February 4, 2019
Barely any Montana schools used emergency authorizations to certify teachers a few years ago. Now, that number has jumped to 94, more than double what it was last year.
And almost all of them are in small, rural schools.
Whether the jump illustrates a worsening teacher shortage in those schools is unclear. But other evidence has long since established that the shortage reached “crisis levels” in rural schools, and the increase in emergency authorizations lays bare how schools are coping.
“There are some positions that I advertise for, but I get no applicants,” said Opheim Schools superintendent Tony Warren.
Opheim received emergency licenses for three teachers this school year, in science, physical education and music.
Warren feels like he has good educators in those positions, but he had to look in unconventional places.
The science teacher is from the Philippines, a market that schools from Shelby to Glendive have turned to. However, the teacher’s science education didn’t match up properly with OPI’s requirements for science, thus the emergency license, Warren said.
The music teacher is a former certified teacher who now teaches online courses for universities, he said, and agreed to return to K-12 but didn’t get re-certified, he said.
Warren said he mostly tries to market a rural lifestyle and low teacher-student ratio for open positions, but he finds it hard to compete with other states.
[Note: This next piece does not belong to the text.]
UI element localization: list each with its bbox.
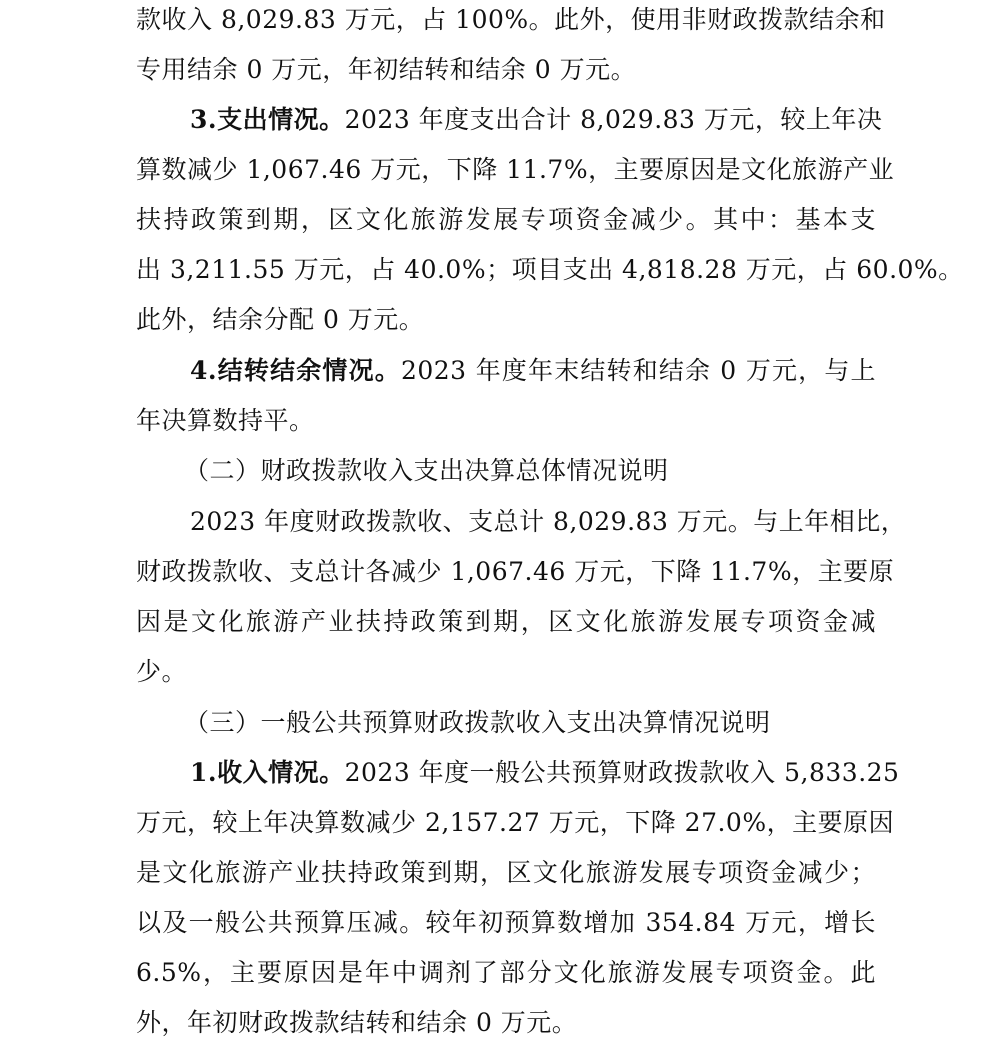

At a recent teacher job fair, he found himself sandwiched between districts from Alaska and Wyoming.
“On a financial level, we cannot compete,” he said. “Both doubled what I could offer to begin with.”
Montana offers the lowest beginning teacher salary in the nation, according to the most recent federal statistics and national union information. Generally, those salaries are even lower in rural areas.
Adding up
Warren, who’s been Opheim’s superintendent since 2014, has no delusions about Opheim having ever been an irresistible draw for teachers.
“I’m realistic enough to know that I’m fortunate to get someone for a year or two to get some experience before they move on,” he said.
But in the past, a small percentage of those young teachers would stick and build a career at Opheim, creating a pipeline of veterans. Without a supply of rookies, that pipeline runs dry.
Two notable inclusions on this year’s report were Glendive and Sidney; both are small, rural towns by most reckonings, but they’re regional hubs for Eastern Montana. The report does also include one license for the Missoula High School district, and one for a private school in Butte.
The 94 schools sometimes represent double-counts in the same community. Montana school districts are often split into high school and elementary districts, and if a teacher is certified to teach at both levels and receives an emergency license, it counts for two in the report.
When totaled by subject area, the state issued 75 emergency licenses to 40 communities.
Part of the increase is because the Office of Public Instruction is pushing the option to schools who can’t find a properly licensed teacher, said OPI Educator Licensure Program Manager Kristine Thatcher. If schools employ a teacher in a position they’re not licensed for, they get dinged on their state accreditation. The emergency authorizations have no penalty.
“The last several years OPI’s been making a concerted effort, and especially this past year, to bring awareness of the option,” she said, particularly among accreditation staffers who visit schools.
“I do know that they were also saying, ‘OK, it appears that you’re also needing someone in this area. … make sure you apply for the emergency authorization.”
Teacher certification can be a contentious method of addressing teacher shortages; proponents of expanding teaching qualifications argue that restrictions keep good teachers who haven’t jumped through the right hoops out of the classroom, while others raise concerns that easing requirements will lead to a water-down and ineffective teaching workforce.
The authorizations have been an important tool for Glendive, Dawson County School District superintendent Stephen Schreibeis said.
“It has helped us quite a bit maintaining accreditation,” he said.
Glendive has used several of the authorizations for long-term substitutes, he said. State law requires a sub to have a teaching license after working in the same position for more than 35 days.
“We don’t have many licensed teachers in Glendive just hanging out, not teaching,” Schreibeis said.
The district also used an authorization for a special education position this year. They hired an educator who is in the process of finishing her schooling that would qualify her for licensure.
That feeds into the grow-your-own model of teacher recruitment — finding people with roots in the community.
“If you can train your own, you have a higher likelihood of retention,” Schreibeis said.